Hi, I'm Aya Bouchiha, in this beautiful day, I'm going to explain the Heap data structure.
#day_22
Definition of Heap
Heap: is a complete binary tree (types of a binary tree) (which each node has at most two children and All the leaves should lean towards the left) where the root node is compared with its children and arrange accordingly.
Example of complete binary tree
Example of incomplete binary tree
Types of Heap
1. Max-heap
The key of every node is smaller than or equal its parent
arr[parent] >= arr[i]
Example of max-heap
2. Min-heap
The key of every node is greater than or equal its parent
arr[parent] <= arr[i]
Example of min-heap
Application of Heap
- Heap sort algorithm
- Order statistics Getting The minimum value or the maximum value in a constant time
- Graph algorithms like Prim's Algorithm and Dijkstra's algorithm
- Priority Queue
Space and Time complexity of Heap
The space complexity of the heap is O(n)
insertion (push) | deletion (pop) | peek |
---|---|---|
O(log n) | O(log n) | O(1) |
Heap array implementation
let's take this example of max-heap:
the index of each node is between parentheses ( ):
15(0)
/ \
(1) 9 13 (2)
/ \ /
(3)5 (4)7 (5)11
arr = [15, 9, 13, 5, 7, 11]
the implementation can be done by:
- making the root the first element in the array
arr[0] = root
- Parent node:
arr[(i - 1) // 2]
- Left-child:
arr[2 * i + 1]
- Right-child:
arr[2 * i + 2]
class MinHeap:
def __init__(self):
self.heap = []
self.heap_size = 0
def getParentNodeIndex(self, i: int) -> int:
return (i-1)//2
def getLeftChildNodeIndex(self, i: int) -> int:
return 2*i+1
def getRightChildNodeIndex(self, i: int) -> int:
return 2*i+2
def hasParent(self, i: int) -> bool:
# cheking if a node has a parent
return self.getParentNodeIndex(i) < len(self.heap)

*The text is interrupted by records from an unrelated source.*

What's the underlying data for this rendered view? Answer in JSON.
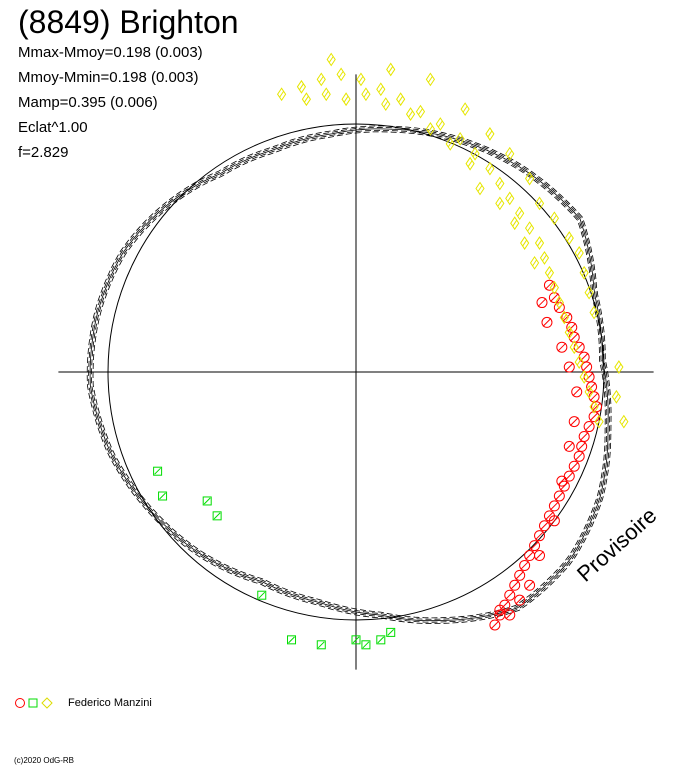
{
  "title": "(8849) Brighton",
  "stats": [
    "Mmax-Mmoy=0.198 (0.003)",
    "Mmoy-Mmin=0.198 (0.003)",
    "Mamp=0.395 (0.006)",
    "Eclat^1.00",
    "f=2.829"
  ],
  "watermark": "Provisoire",
  "legend": {
    "observer": "Federico Manzini"
  },
  "copyright": "(c)2020 OdG-RB",
  "colors": {
    "session1": "#ff0000",
    "session2": "#00dd00",
    "session3": "#ffff00",
    "axes": "#000000"
  },
  "chart_data": {
    "type": "scatter",
    "projection": "polar",
    "xlim": [
      -1.2,
      1.2
    ],
    "ylim": [
      -1.2,
      1.2
    ],
    "reference_circle_radius": 1.0,
    "fit_curve": {
      "samples": [
        [
          0.0,
          1.14
        ],
        [
          15,
          1.1
        ],
        [
          30,
          1.05
        ],
        [
          45,
          1.0
        ],
        [
          60,
          0.96
        ],
        [
          75,
          0.94
        ],
        [
          90,
          0.95
        ],
        [
          105,
          1.0
        ],
        [
          120,
          1.05
        ],
        [
          135,
          1.08
        ],
        [
          150,
          1.1
        ],
        [
          165,
          1.08
        ],
        [
          180,
          1.04
        ],
        [
          195,
          1.0
        ],
        [
          210,
          0.95
        ],
        [
          225,
          0.95
        ],
        [
          240,
          0.98
        ],
        [
          255,
          1.05
        ],
        [
          270,
          1.13
        ],
        [
          285,
          1.13
        ],
        [
          300,
          1.1
        ],
        [
          315,
          1.05
        ],
        [
          330,
          1.02
        ],
        [
          345,
          1.05
        ]
      ]
    },
    "series": [
      {
        "marker": "circle",
        "color": "#ff0000",
        "points": [
          [
            0.78,
            0.35
          ],
          [
            0.8,
            0.3
          ],
          [
            0.82,
            0.26
          ],
          [
            0.85,
            0.22
          ],
          [
            0.87,
            0.18
          ],
          [
            0.88,
            0.14
          ],
          [
            0.9,
            0.1
          ],
          [
            0.92,
            0.06
          ],
          [
            0.93,
            0.02
          ],
          [
            0.94,
            -0.02
          ],
          [
            0.95,
            -0.06
          ],
          [
            0.96,
            -0.1
          ],
          [
            0.97,
            -0.14
          ],
          [
            0.96,
            -0.18
          ],
          [
            0.94,
            -0.22
          ],
          [
            0.92,
            -0.26
          ],
          [
            0.91,
            -0.3
          ],
          [
            0.9,
            -0.34
          ],
          [
            0.88,
            -0.38
          ],
          [
            0.86,
            -0.42
          ],
          [
            0.84,
            -0.46
          ],
          [
            0.82,
            -0.5
          ],
          [
            0.8,
            -0.54
          ],
          [
            0.78,
            -0.58
          ],
          [
            0.76,
            -0.62
          ],
          [
            0.74,
            -0.66
          ],
          [
            0.72,
            -0.7
          ],
          [
            0.7,
            -0.74
          ],
          [
            0.68,
            -0.78
          ],
          [
            0.66,
            -0.82
          ],
          [
            0.64,
            -0.86
          ],
          [
            0.62,
            -0.9
          ],
          [
            0.6,
            -0.94
          ],
          [
            0.58,
            -0.98
          ],
          [
            0.56,
            -1.02
          ],
          [
            0.75,
            0.28
          ],
          [
            0.77,
            0.2
          ],
          [
            0.83,
            0.1
          ],
          [
            0.86,
            0.02
          ],
          [
            0.89,
            -0.08
          ],
          [
            0.88,
            -0.2
          ],
          [
            0.86,
            -0.3
          ],
          [
            0.83,
            -0.44
          ],
          [
            0.8,
            -0.6
          ],
          [
            0.74,
            -0.74
          ],
          [
            0.7,
            -0.86
          ],
          [
            0.66,
            -0.92
          ],
          [
            0.62,
            -0.98
          ],
          [
            0.58,
            -0.96
          ]
        ]
      },
      {
        "marker": "square",
        "color": "#00dd00",
        "points": [
          [
            -0.8,
            -0.4
          ],
          [
            -0.78,
            -0.5
          ],
          [
            -0.6,
            -0.52
          ],
          [
            -0.56,
            -0.58
          ],
          [
            -0.38,
            -0.9
          ],
          [
            -0.26,
            -1.08
          ],
          [
            -0.14,
            -1.1
          ],
          [
            0.0,
            -1.08
          ],
          [
            0.04,
            -1.1
          ],
          [
            0.1,
            -1.08
          ],
          [
            0.14,
            -1.05
          ]
        ]
      },
      {
        "marker": "diamond",
        "color": "#ffff00",
        "points": [
          [
            -0.3,
            1.12
          ],
          [
            -0.22,
            1.15
          ],
          [
            -0.14,
            1.18
          ],
          [
            -0.06,
            1.2
          ],
          [
            0.02,
            1.18
          ],
          [
            0.1,
            1.14
          ],
          [
            0.18,
            1.1
          ],
          [
            0.26,
            1.05
          ],
          [
            0.34,
            1.0
          ],
          [
            0.42,
            0.94
          ],
          [
            0.48,
            0.88
          ],
          [
            0.54,
            0.82
          ],
          [
            0.58,
            0.76
          ],
          [
            0.62,
            0.7
          ],
          [
            0.66,
            0.64
          ],
          [
            0.7,
            0.58
          ],
          [
            0.74,
            0.52
          ],
          [
            0.76,
            0.46
          ],
          [
            0.78,
            0.4
          ],
          [
            0.8,
            0.34
          ],
          [
            0.82,
            0.28
          ],
          [
            0.84,
            0.22
          ],
          [
            0.86,
            0.16
          ],
          [
            0.88,
            0.1
          ],
          [
            0.9,
            0.04
          ],
          [
            0.92,
            -0.02
          ],
          [
            0.94,
            -0.08
          ],
          [
            0.96,
            -0.14
          ],
          [
            0.98,
            -0.2
          ],
          [
            1.06,
            0.02
          ],
          [
            1.05,
            -0.1
          ],
          [
            1.08,
            -0.2
          ],
          [
            -0.1,
            1.26
          ],
          [
            0.14,
            1.22
          ],
          [
            0.3,
            1.18
          ],
          [
            0.44,
            1.06
          ],
          [
            0.54,
            0.96
          ],
          [
            0.62,
            0.88
          ],
          [
            0.7,
            0.78
          ],
          [
            0.74,
            0.68
          ],
          [
            0.8,
            0.62
          ],
          [
            0.86,
            0.54
          ],
          [
            0.9,
            0.48
          ],
          [
            0.92,
            0.4
          ],
          [
            0.94,
            0.32
          ],
          [
            0.96,
            0.24
          ],
          [
            0.72,
            0.44
          ],
          [
            0.68,
            0.52
          ],
          [
            0.64,
            0.6
          ],
          [
            0.58,
            0.68
          ],
          [
            0.5,
            0.74
          ],
          [
            0.46,
            0.84
          ],
          [
            0.38,
            0.92
          ],
          [
            0.3,
            0.98
          ],
          [
            0.22,
            1.04
          ],
          [
            0.12,
            1.08
          ],
          [
            0.04,
            1.12
          ],
          [
            -0.04,
            1.1
          ],
          [
            -0.12,
            1.12
          ],
          [
            -0.2,
            1.1
          ]
        ]
      }
    ]
  }
}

def hasLeftChild(self, i: int) -> bool:
# cheking if a node has a left child
return self.getLeftChildNodeIndex(i) < len(self.heap)
def hasRightChild(self, i: int) -> bool:
# cheking if a node has a right child
return self.getRightChildNodeIndex(i) < len(self.heap)
def getMinValue(self) -> int:
"""
time complexity => O(1)
"""
return self.heap[0]
def printAll(self):
print(self.heap)
Insertion (push) in Heap
1. Approach of insertion
- Increase the size of the heap to add a new element
- The heap is a complete binary tree that's why the new element should lean towards the left, which means, in array representation, we insert the element at the end of the array.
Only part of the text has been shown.